El viejo Marsé se encogió de hombros.

—Entre todos la mataron y ella sola se murió.

—Sólo usted puede ir.

Dijo por fin Ernesto. Había una imploración en su voz y en su mirada.

—Que alguien me encargue el caso e iré. Cinco mil pesetas diarias, gastos aparte, y doscientas mil si sale todo bien. No se preocupe. Si hay pronto pago le hago un diez por ciento de descuento, señor Marsé.

—No me sacará ni un céntimo, Arsenio Lupin. Sé ir por el mundo y a todos los mangantes que he conocido ya sólo me faltaba añadir un detective privado.

Guiñó el ojo el viejo y se arrellanó en el sillón. Las miradas no se habían retirado de Carvalho. Dudó entre contestar de palabra o marcharse y optó por lo segundo. Salió a la oficina general de la agencia y fue alcanzado en la puerta de la calle por Ernesto.

—Lo del dinero podría arreglarse.

—¿Quién lo va a arreglar, tú?

—Si me da tiempo.

Se volvió y le miró fijamente a los ojos.

—Mira, muchacho. Yo no tengo ninguna obligación sentimental con tu madre. Ha tenido cuarenta y cinco años para madurar y saber dónde se metía. Y si no lo ha aprendido es porque pertenece al sector social que más detesto, la pijería. A los pobres los aplastan las inundaciones o se les descarrilan los trenes, pero no van a buscar las inundaciones, ni juegan con los trenes. A veces se tiran a ellos, si están locos o desesperados…

—No es el momento de juzgarla. Es el momento de buscarla.

Carvalho se tragó las palabras que tenía en la boca, dio la espalda al chico y salió de la agencia. Tenía la sensación de haber atropellado a un pájaro o quizá a un conejo.

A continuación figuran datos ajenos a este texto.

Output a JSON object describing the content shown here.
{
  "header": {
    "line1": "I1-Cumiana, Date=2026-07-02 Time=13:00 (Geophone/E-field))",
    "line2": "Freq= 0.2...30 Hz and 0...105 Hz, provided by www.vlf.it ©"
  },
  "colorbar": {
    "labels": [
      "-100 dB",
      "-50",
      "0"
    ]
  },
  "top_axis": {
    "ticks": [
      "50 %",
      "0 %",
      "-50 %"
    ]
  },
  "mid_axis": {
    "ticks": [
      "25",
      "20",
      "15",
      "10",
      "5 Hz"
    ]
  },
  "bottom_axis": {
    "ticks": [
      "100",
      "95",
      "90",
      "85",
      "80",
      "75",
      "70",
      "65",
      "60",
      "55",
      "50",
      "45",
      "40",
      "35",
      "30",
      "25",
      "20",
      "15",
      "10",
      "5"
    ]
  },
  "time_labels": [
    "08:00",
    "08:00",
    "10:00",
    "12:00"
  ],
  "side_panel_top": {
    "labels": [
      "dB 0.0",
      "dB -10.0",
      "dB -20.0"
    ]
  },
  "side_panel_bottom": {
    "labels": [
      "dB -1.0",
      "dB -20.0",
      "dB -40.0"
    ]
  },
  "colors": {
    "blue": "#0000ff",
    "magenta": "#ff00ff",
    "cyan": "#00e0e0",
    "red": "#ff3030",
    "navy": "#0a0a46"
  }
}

A aquel conejillo blanco y gris, deslumbrado, que una noche se alzó sobre las patas traseras y le hizo un gesto con las delanteras que no le salvó la vida. El pequeño ruido del cuerpo contra el parachoques le dolió en el pecho durante kilómetros y kilómetros, a él, a un hombre que sabía lo que era matar y morir. ¿Quién era el conejo? No, no era Teresa. Eran Ernesto o su abuela, en los que había visto capacidad de amar a una mujer de cristal, a la vez transparente y quebradiza.

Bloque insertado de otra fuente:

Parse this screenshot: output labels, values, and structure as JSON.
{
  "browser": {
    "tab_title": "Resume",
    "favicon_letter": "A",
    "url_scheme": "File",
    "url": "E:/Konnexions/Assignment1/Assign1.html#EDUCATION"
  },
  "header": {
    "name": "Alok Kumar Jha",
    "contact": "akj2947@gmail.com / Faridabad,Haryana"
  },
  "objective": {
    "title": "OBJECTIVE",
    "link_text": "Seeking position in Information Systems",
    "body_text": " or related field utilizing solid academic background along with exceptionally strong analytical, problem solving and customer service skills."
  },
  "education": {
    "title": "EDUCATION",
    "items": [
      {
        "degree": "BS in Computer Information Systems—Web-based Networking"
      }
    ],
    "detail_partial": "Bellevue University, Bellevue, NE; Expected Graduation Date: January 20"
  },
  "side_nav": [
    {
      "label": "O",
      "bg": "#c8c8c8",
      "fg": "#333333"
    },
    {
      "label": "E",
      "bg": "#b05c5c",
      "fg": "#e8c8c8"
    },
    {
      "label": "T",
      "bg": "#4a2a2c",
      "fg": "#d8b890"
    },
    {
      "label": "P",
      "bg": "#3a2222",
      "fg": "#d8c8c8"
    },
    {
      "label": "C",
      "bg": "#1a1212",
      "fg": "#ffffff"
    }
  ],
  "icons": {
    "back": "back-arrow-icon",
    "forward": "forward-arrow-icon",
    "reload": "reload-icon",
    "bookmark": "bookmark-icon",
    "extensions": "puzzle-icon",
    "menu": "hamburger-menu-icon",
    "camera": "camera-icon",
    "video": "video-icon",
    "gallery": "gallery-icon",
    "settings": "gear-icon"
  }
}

—¡Que se vayan a tomar por culo!

Cruzó la calle. Se metió en una tienda de confección y se compró una chaqueta de tweed.

25

La prensa anunciaba la desarticulación de un golpe de Estado preparado para la víspera de las elecciones del 28 de octubre. De momento se había detenido a tres jefes militares, dos coroneles y un teniente coronel, y se conocía el plan general del golpe. A juzgar por el plan, los dos coroneles y el teniente coronel debían ser los encargados de llevar los bocadillos a los golpistas, pero el gobierno se mantenía en la prudente reserva que le había caracterizado desde el día en que nació y que, sin duda, podía acompañarle hasta el día en que muriera víctima de un golpe de Estado. El milagro de haber sobrevivido a la explosión de la primera materia existente en el universo se relativizaba en el Chad por la carencia de agua y en España por la generación espontánea de salvadores de la patria. En caso de golpe de Estado, Carvalho consideraba que su negocio iría mejor. La democracia liberaliza a las gentes y cada vez eran menos los maridos que buscaban o seguían a sus mujeres y los padres que le ponían tras la pista de adolescentes fugitivos de las oligarquías familiares. Sin duda las dictaduras dan una mayor clientela a los confesionarios, a los detectives privados y a los abogados laboralistas. Las contraindicaciones estéticas y éticas no iban con él. Ni siquiera le alcanzarían las salpicaduras de sangre ni los gemidos provocados por la represión. Estaba al margen del juego, como un tendero, exactamente igual que un tendero. Anduvo hasta el portal de la casa donde tenía el despacho, levantó la cabeza para ver a través de las ventanas la luz encendida por Biscuter y dio media vuelta. Mañana sería otro día. Pero fue media vuelta tardía o insuficiente porque allí, cortándole el paso, estaba Marta Miguel, con una expresión de sorpresa desigualmente repartida por el rostro. La boca decía oh, pero los ojos estudiaban a Carvalho como si hiciera ya tiempo que le estuvieran observando.